I am really enjoying my looking glass. I would like to set it up as a semi-permanent stand-alone display with a dedicated computer and I was wondering what the minimum I could get away with is. Can a Nuc, for example, work. I would be interested in what low-cost, low power systems folks have successfully used to drive theirs.
There’s some discussion of this in other places in this forum. Many other folks want the same thing you do, and I’m one of them. The LG is so beautiful I want to use it as art when I’m not using it for something practical.
Some think that an overclocked Raspberry Pi 3 could do it, others are suggesting other small computers. NUC is an interesting solution as well. For me, the ideal thing would not have a fan and would be small enough to attach to the back of the display (I noticed there are some slots there!).
In terms of horsepower, the requirements are USB, HDMI driving exactly 2560x1600 at a reasonable framerate, and the ability to run a full-screen pixel shader at that framerate. After that, you want the ability to read stills and video and play them through that pixel shader. It would be nice to be able to add to and adjust the image/videos shown over the network or using a media card (like microSD). And it shouldn’t cost too much.
Thanks for the feedback, @Dithermaster There are a lot of win10 laptops available for under $200. Anyone use these?
Also, do I need a monitor? Can the Looking Glass be used as the only display? it doesn’t have to be great - just work well enough to launch and navigate the Library.
I laptop is larger than most wanted for stand-lone display use. We want something hidden. But it should work, if it has the horsepower (needs a decent GPU). You might get fan noise.

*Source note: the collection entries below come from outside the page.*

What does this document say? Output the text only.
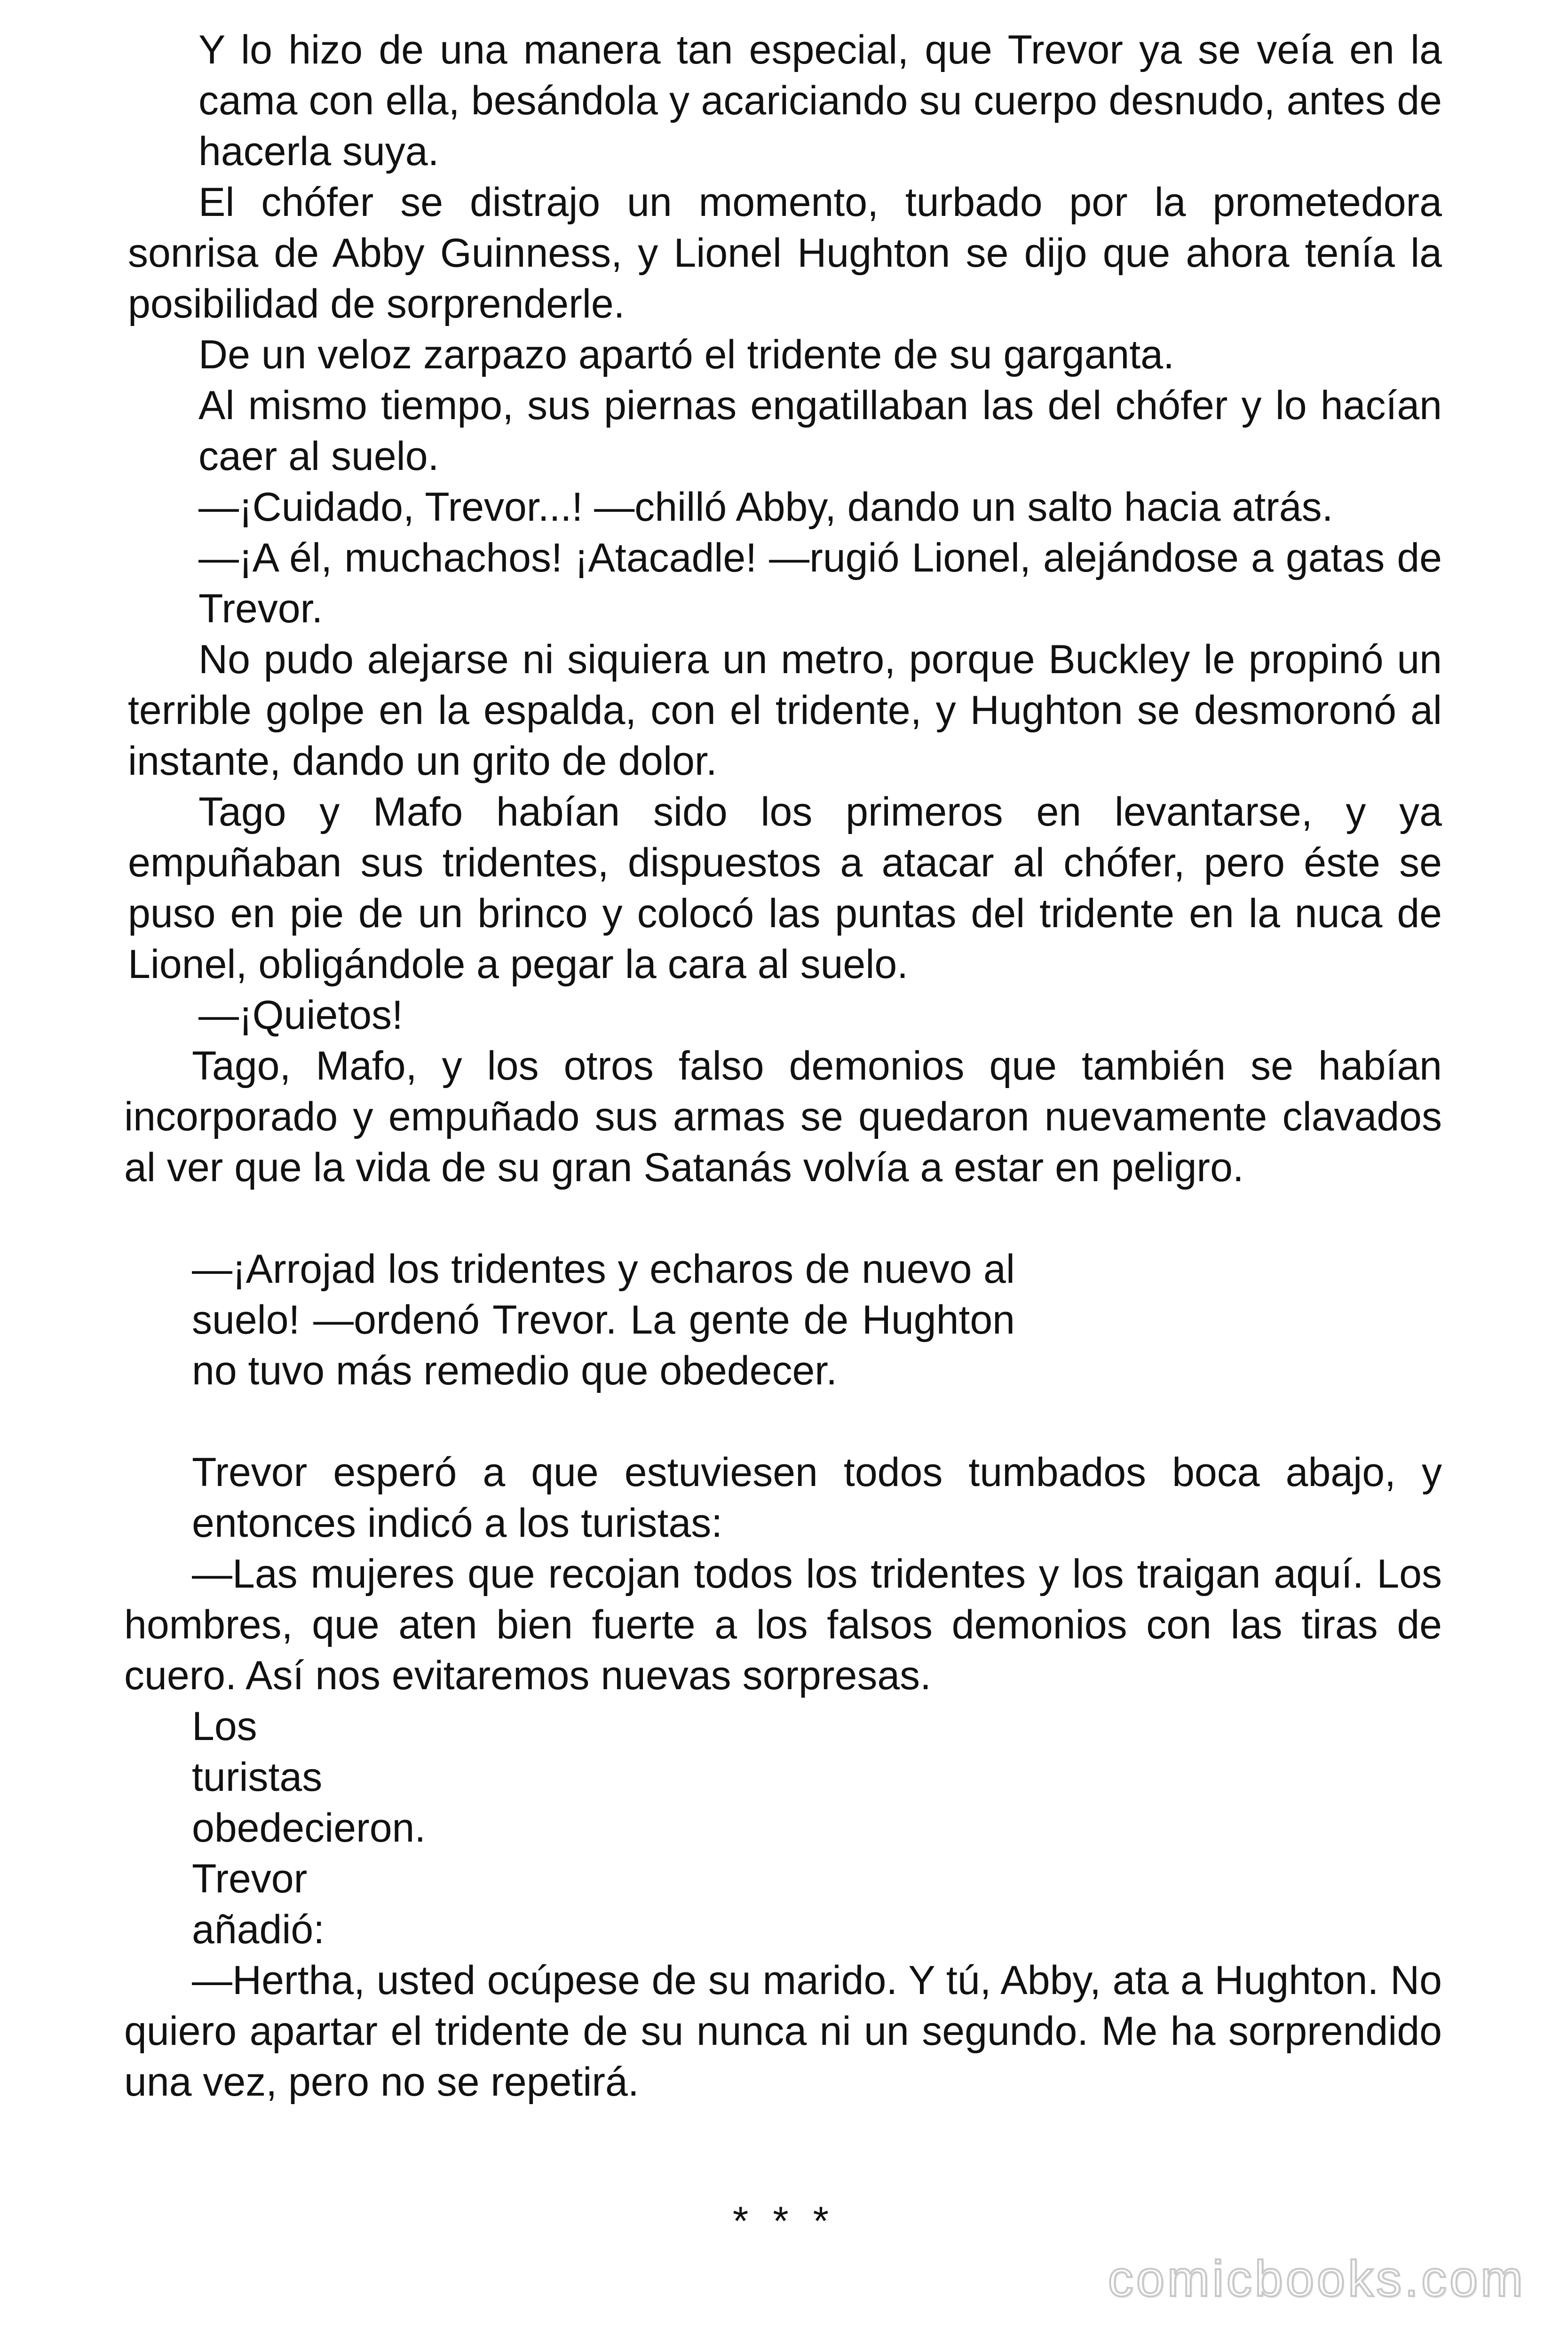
Y lo hizo de una manera tan especial, que Trevor ya se veía en la cama con ella, besándola y acariciando su cuerpo desnudo, antes de hacerla suya.

El chófer se distrajo un momento, turbado por la prometedora sonrisa de Abby Guinness, y Lionel Hughton se dijo que ahora tenía la posibilidad de sorprenderle.

De un veloz zarpazo apartó el tridente de su garganta.

Al mismo tiempo, sus piernas engatillaban las del chófer y lo hacían caer al suelo.

—¡Cuidado, Trevor...! —chilló Abby, dando un salto hacia atrás.

—¡A él, muchachos! ¡Atacadle! —rugió Lionel, alejándose a gatas de Trevor.

No pudo alejarse ni siquiera un metro, porque Buckley le propinó un terrible golpe en la espalda, con el tridente, y Hughton se desmoronó al instante, dando un grito de dolor.

Tago y Mafo habían sido los primeros en levantarse, y ya empuñaban sus tridentes, dispuestos a atacar al chófer, pero éste se puso en pie de un brinco y colocó las puntas del tridente en la nuca de Lionel, obligándole a pegar la cara al suelo.

—¡Quietos!

Tago, Mafo, y los otros falso demonios que también se habían incorporado y empuñado sus armas se quedaron nuevamente clavados al ver que la vida de su gran Satanás volvía a estar en peligro.

—¡Arrojad los tridentes y echaros de nuevo al suelo! —ordenó Trevor. La gente de Hughton no tuvo más remedio que obedecer.

Trevor esperó a que estuviesen todos tumbados boca abajo, y entonces indicó a los turistas:

—Las mujeres que recojan todos los tridentes y los traigan aquí. Los hombres, que aten bien fuerte a los falsos demonios con las tiras de cuero. Así nos evitaremos nuevas sorpresas.

Los
turistas
obedecieron.
Trevor
añadió:

—Hertha, usted ocúpese de su marido. Y tú, Abby, ata a Hughton. No quiero apartar el tridente de su nunca ni un segundo. Me ha sorprendido una vez, pero no se repetirá.

* * *
comicbooks.com
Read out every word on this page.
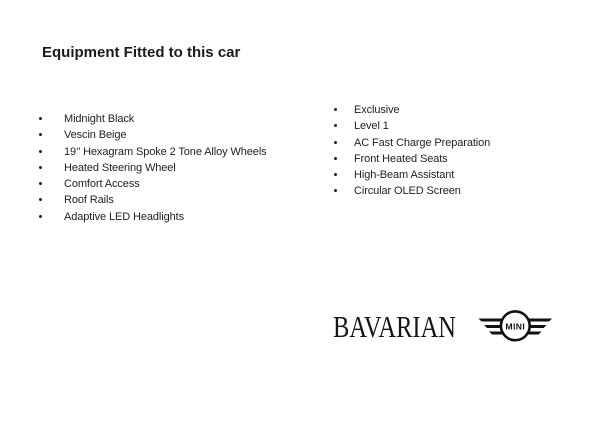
Equipment Fitted to this car
Midnight Black
Vescin Beige
19’’ Hexagram Spoke 2 Tone Alloy Wheels
Heated Steering Wheel
Comfort Access
Roof Rails
Adaptive LED Headlights
Exclusive
Level 1
AC Fast Charge Preparation
Front Heated Seats
High-Beam Assistant
Circular OLED Screen
BAVARIAN	MINI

I think it would work with a single display, yes (it’s just a “regular” LCD panel at 2560x1600 with magic optics on top). It’s impossible to read text, so your launcher would need big UI or you could find an icon on the desktop and double-click it. But you could not read menus, etc.
I just tested this with a laptop. My laptop frame rate is pretty crummy but it still drives the display just fine.
Next, I tested it with the lid down to see if I can run with the LG as the only display and the answer is yes. You just have to memorize the text on the button as @Dithermaster predicted it is unreadable. However, I was able to launch the library and select a scene at which point the display switched to 3d mode. So now it’s only a question of what frame rate you want to decide how much to spend on your mini PC.
We’ve seen a lot of interest from folks that want to set up standalone Looking Glass units to play prerecorded, non-interactive 3D content. This is something we’re looking into and if you’re willing to wait for a while, it’s very possible we will have an in-house solution in the next few months – it’s not exactly a secret, @Dithermaster made a very acute observation about the rear slots.
If you want to run something right now, we’ve had some success with i7 NUCs with HD graphics - they’re barely fast enough to run real-time rendered content at an acceptable frame rate, but should have no problem running pre-rendered content; same applies to AMD V1000 systems. If you’re less price-sensitive and you want the smallest possible system that can run the full suite of live-rendered content at maximum graphics settings and frame rate, we use the Hades Canyon NUCs, which have an on-chip Radeon RX Vega.
We’re aware that beyond the Vimeo channel, there isn’t currently great support for recording and playing back prerendered content – this is largely due to the odd system requirements related to recording, compressing, streaming, and processing video at odd, high resolutions. We’re rolling out a set of tools to streamline this functionality over the next few weeks.
We don’t currently support any x86 or embedded Linux platforms, but if I were working on building Looking Glass support for embedded Linux my minimum SoC spec would probably be a Rockchip RK3399 or thereabouts. It is possible to drive a Looking Glass at native resolution from a Raspberry Pi, but in order to do so you need to hack at config.txt to crank up the pixel clocks. However, GPU acceleration on the Broadcom SoC is designed from a very low level to run at 1080p, so driving a 1600p display will require disabling all native GPU rendering. If you want to experiment with it yourself, here’s the version of config.txt that I’ve tested on a Pi 3 and Pi Zero.
Hope this helps – rest assured that we’re very aware that there’s interest in projects of this nature, and that we hope to make available the relevant resources and products over the coming weeks and months.
Thanks for the update. Definitely interested and I supposed my laptop will tie me over until I see what you guys come up with. I’d like to see two options: 1) a cheap still viewer that just runs a holo slide show preferably fanless and 2) something that can drive the animated (obviously at more cost).